With the total fallout that happened over Sit-Gate (and Castro-Shirt-Gate), we need to reassess ourselves.

What was the real goal? What is the real goal of the people who support Kap? What’s the goal of the people who don’t?

If you supported Kap, where are you now in supporting the Native Americans being mauled by attack dogs and hosed by pepper spray? Seems real 1950s-ish, but the Kap crowd is eerily quite on it (at least of my “friends” on Facebook).

We could debate those things fruitlessly and tirelessly for ages. If you didn’t support Kap’s sitting (like me – even though I support his right to say whatever he thinks) – being for progress means you move past him and start talking about the issues in this country.

If you support Kap’s seat – being for progress means you stop referring to Kap and use this moment to talk about the issues.

Stop vilifying people for disagreeing with Kap. He wore a Fidel Castro t-shirt. Castro! One of the most oppressive and murderous dictators in the world today. Makes it easy to think it was an attention-seeking idiotic move (like Ryan Lochte level of both).

I actually really like his kneeling this past game. He’s clearly been coached by PR experts. His speech was polished, like it had been memorized. But I like the choice. Be respectful of the people who fought and died for your freedoms but don’t stand (literally or metaphorically) for the abuses in this country. I get it. I like it.

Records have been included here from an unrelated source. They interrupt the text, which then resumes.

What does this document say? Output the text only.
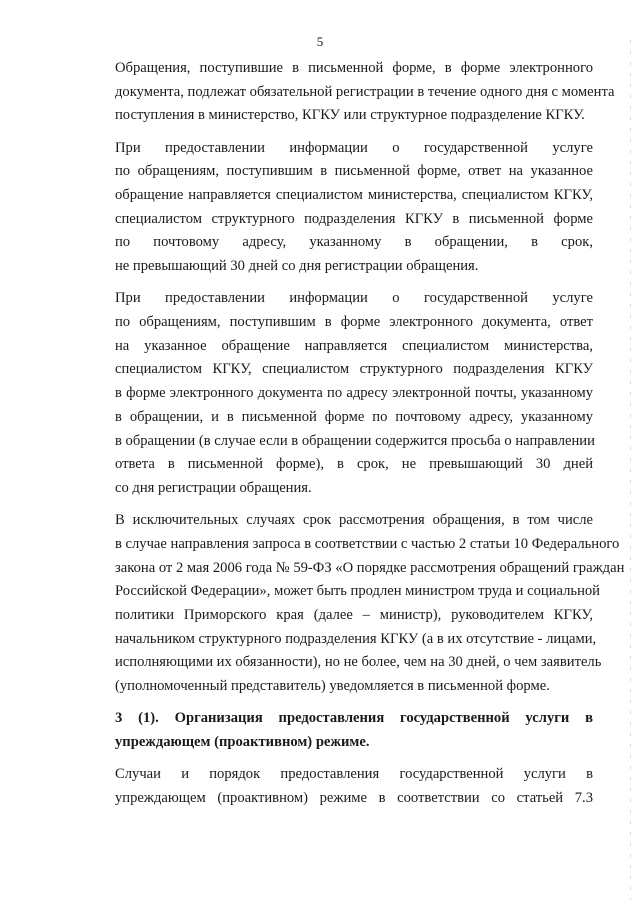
5

Обращения, поступившие в письменной форме, в форме электронного
документа, подлежат обязательной регистрации в течение одного дня с момента
поступления в министерство, КГКУ или структурное подразделение КГКУ.

При предоставлении информации о государственной услуге
по обращениям, поступившим в письменной форме, ответ на указанное
обращение направляется специалистом министерства, специалистом КГКУ,
специалистом структурного подразделения КГКУ в письменной форме
по почтовому адресу, указанному в обращении, в срок,
не превышающий 30 дней со дня регистрации обращения.

При предоставлении информации о государственной услуге
по обращениям, поступившим в форме электронного документа, ответ
на указанное обращение направляется специалистом министерства,
специалистом КГКУ, специалистом структурного подразделения КГКУ
в форме электронного документа по адресу электронной почты, указанному
в обращении, и в письменной форме по почтовому адресу, указанному
в обращении (в случае если в обращении содержится просьба о направлении
ответа в письменной форме), в срок, не превышающий 30 дней
со дня регистрации обращения.

В исключительных случаях срок рассмотрения обращения, в том числе
в случае направления запроса в соответствии с частью 2 статьи 10 Федерального
закона от 2 мая 2006 года № 59-ФЗ «О порядке рассмотрения обращений граждан
Российской Федерации», может быть продлен министром труда и социальной
политики Приморского края (далее – министр), руководителем КГКУ,
начальником структурного подразделения КГКУ (а в их отсутствие - лицами,
исполняющими их обязанности), но не более, чем на 30 дней, о чем заявитель
(уполномоченный представитель) уведомляется в письменной форме.

3 (1). Организация предоставления государственной услуги в
упреждающем (проактивном) режиме.

Случаи и порядок предоставления государственной услуги в
упреждающем (проактивном) режиме в соответствии со статьей 7.3
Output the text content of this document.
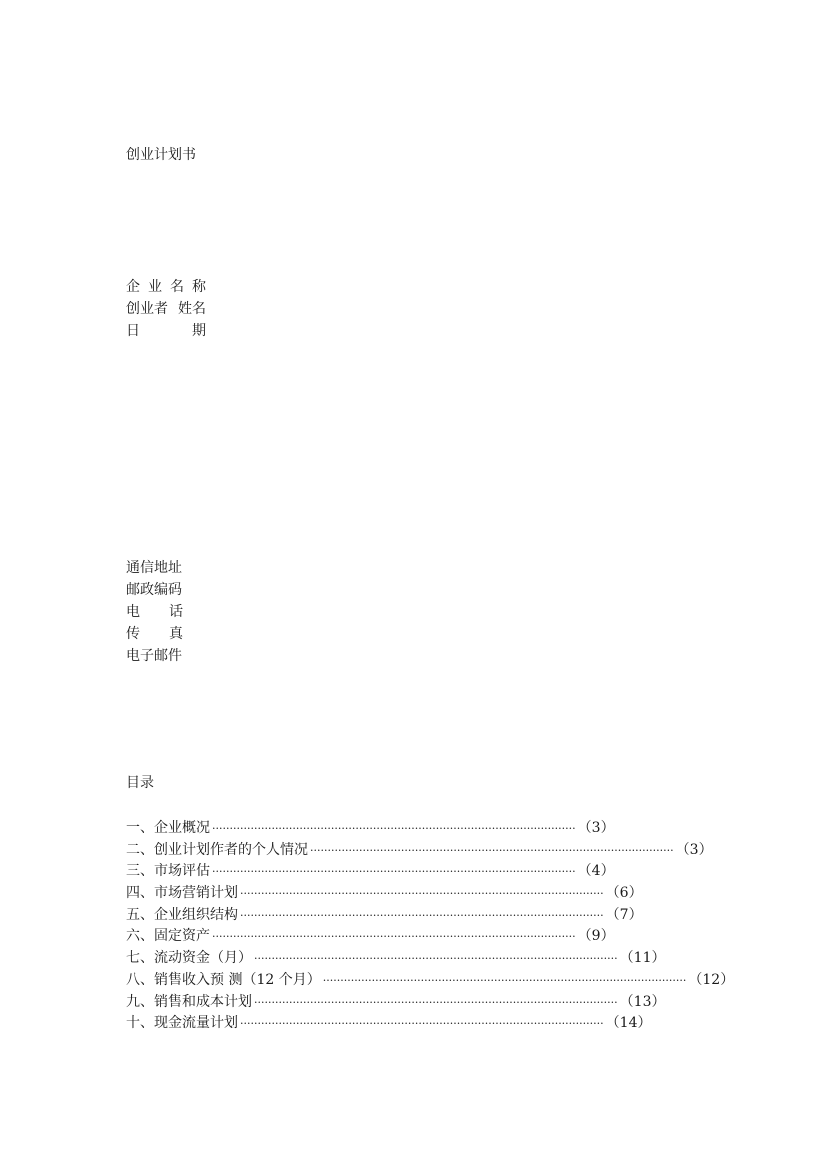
创业计划书
企 业 名 称
创业者 姓名
日	期
通信地址
邮政编码
电 话
传 真
电子邮件
目录
一、企业概况 ········································································································ （3）
二、创业计划作者的个人情况 ········································································································ （3）
三、市场评估 ········································································································ （4）
四、市场营销计划 ········································································································ （6）
五、企业组织结构 ········································································································ （7）
六、固定资产 ········································································································ （9）
七、流动资金（月） ········································································································ （11）
八、销售收入预 测（12 个月） ········································································································ （12）
九、销售和成本计划 ········································································································ （13）
十、现金流量计划 ········································································································ （14）
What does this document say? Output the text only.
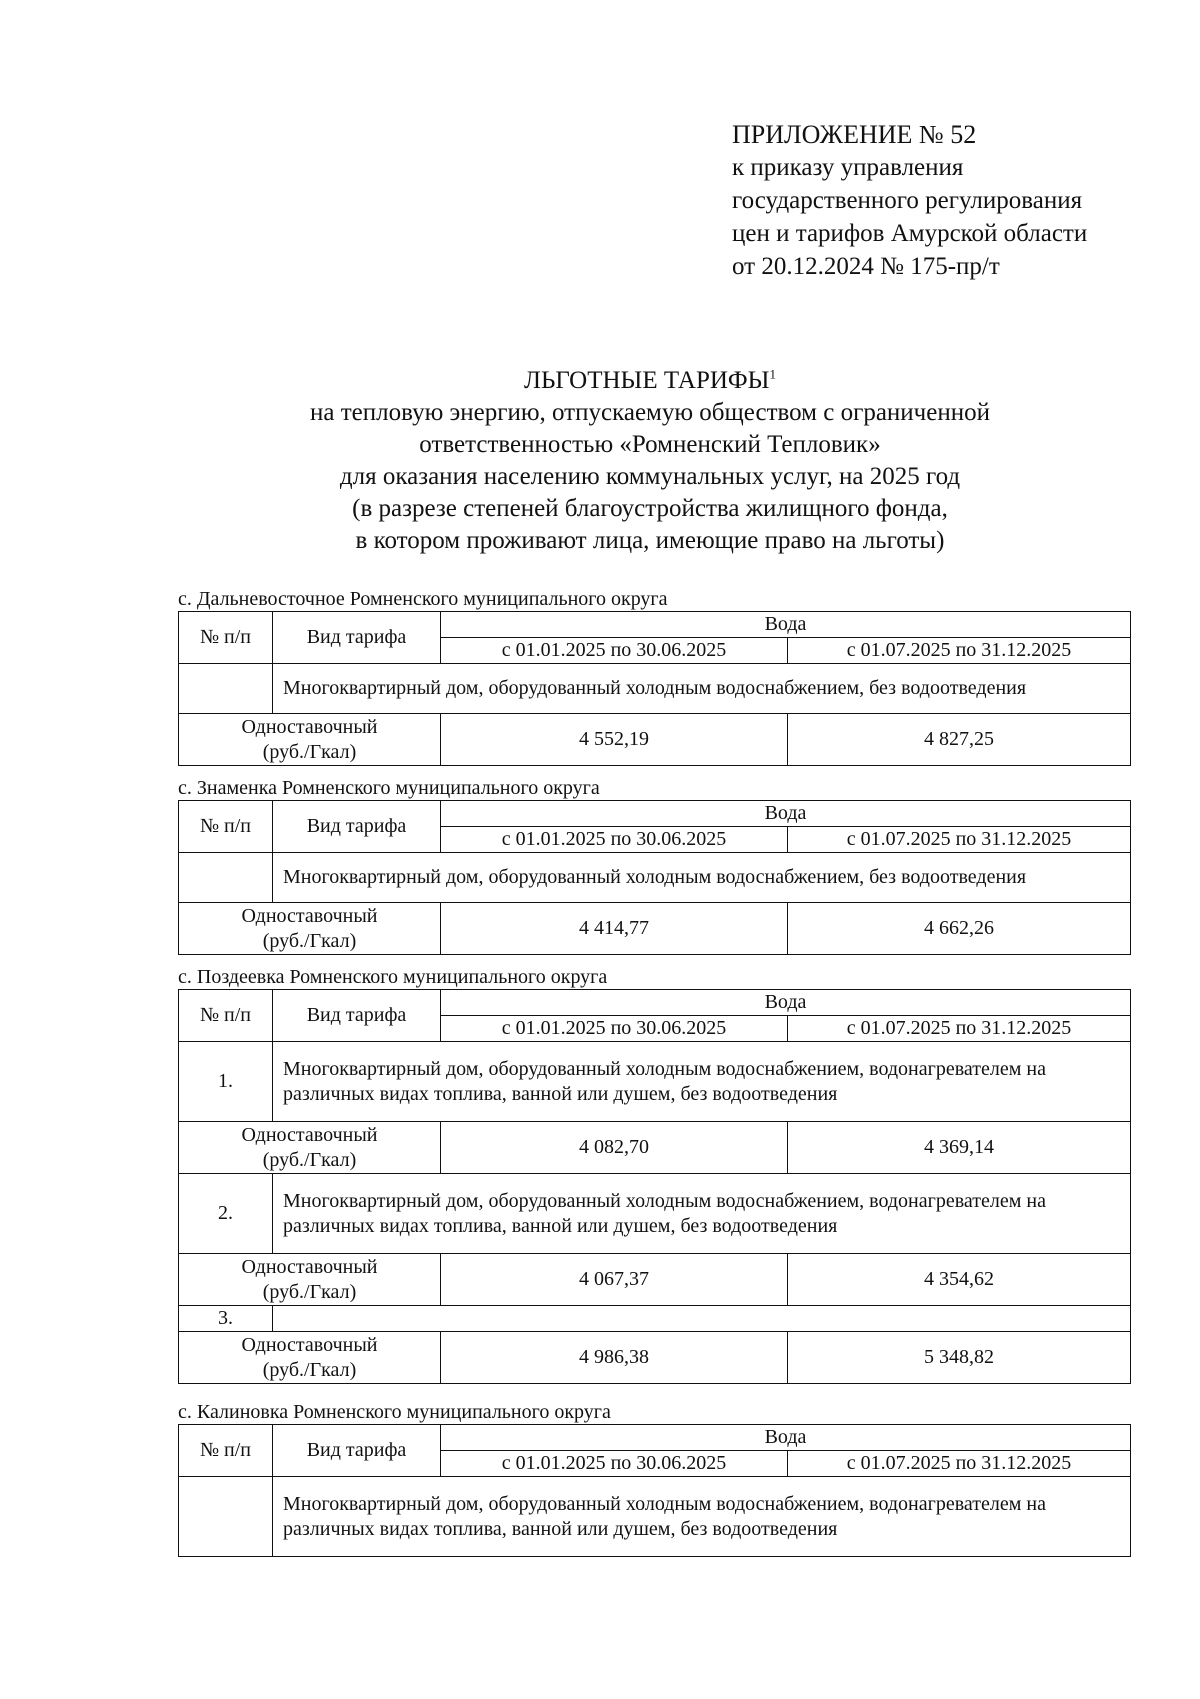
ПРИЛОЖЕНИЕ № 52
к приказу управления
государственного регулирования
цен и тарифов Амурской области
от 20.12.2024 № 175-пр/т
ЛЬГОТНЫЕ ТАРИФЫ$^1$
на тепловую энергию, отпускаемую обществом с ограниченной
ответственностью «Ромненский Тепловик»
для оказания населению коммунальных услуг, на 2025 год
(в разрезе степеней благоустройства жилищного фонда,
в котором проживают лица, имеющие право на льготы)
с. Дальневосточное Ромненского муниципального округа
№ п/п	Вид тарифа	Вода	
		с 01.01.2025 по 30.06.2025	с 01.07.2025 по 31.12.2025
	Многоквартирный дом, оборудованный холодным водоснабжением, без водоотведения		

Одноставочный
(руб./Гкал)		4 552,19	4 827,25
с. Знаменка Ромненского муниципального округа
№ п/п	Вид тарифа	Вода	
		с 01.01.2025 по 30.06.2025	с 01.07.2025 по 31.12.2025
	Многоквартирный дом, оборудованный холодным водоснабжением, без водоотведения		

Одноставочный
(руб./Гкал)		4 414,77	4 662,26
с. Поздеевка Ромненского муниципального округа
№ п/п	Вид тарифа	Вода	
		с 01.01.2025 по 30.06.2025	с 01.07.2025 по 31.12.2025
1.	Многоквартирный дом, оборудованный холодным водоснабжением, водонагревателем на различных видах топлива, ванной или душем, без водоотведения		

Одноставочный
(руб./Гкал)		4 082,70	4 369,14
2.	Многоквартирный дом, оборудованный холодным водоснабжением, водонагревателем на различных видах топлива, ванной или душем, без водоотведения		

Одноставочный
(руб./Гкал)		4 067,37	4 354,62
3.			

Одноставочный
(руб./Гкал)		4 986,38	5 348,82
с. Калиновка Ромненского муниципального округа
№ п/п	Вид тарифа	Вода	
		с 01.01.2025 по 30.06.2025	с 01.07.2025 по 31.12.2025
	Многоквартирный дом, оборудованный холодным водоснабжением, водонагревателем на различных видах топлива, ванной или душем, без водоотведения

I may even join that movement.

Completely failing is wasting this opportunity on defending Kaepernick tooth-and-nail or calling people racist (explicitly or implicitly) for voicing an opinion critical of Kaepernick.

We’ve been needing a thoughtful and heartfelt discussion of the issues for a long time. I would’ve thought many of the better articulated points would have done the trick. They didn’t.

Let’s talk about police brutality and targeting, demilitarization of police, use of non-lethal force vs lethal force, education opportunities, private prisons, mandatory sentencing, the War on Drugs (failed and racist, IMO) and more. But that’s a good starting point that covers a lot of racially driven issues.

Let’s set some ground rules for the discussion though: criticizing someone of a different skin color does not automatically make you racist. Anyone who makes blanket generalizations about people of certain pigment is being racist. Like the guy who commented on my last post calling all white people “bitches.” Racist? Yep. Sexist? Maybe. I know a few super politically correct people who hate the use of that word, at least to describe women – which that guy did, but nobody who defended Kap called him out. Only me and the people who called out Kap called out this guy’s racist remark.

So – no name calling. No blanket generalizations. No horrible factual inaccuracies. If you want to talk statistics – cite them. With the source. Remember statistics can be massaged to paint a picture. Including the statistics you use to justify your paradigm. Be aware. Keep an open mind.

If we can avoid confirmation bias, listen first and think positively about what our future can become – I’m sure we’ll do quite well and achieve greatness.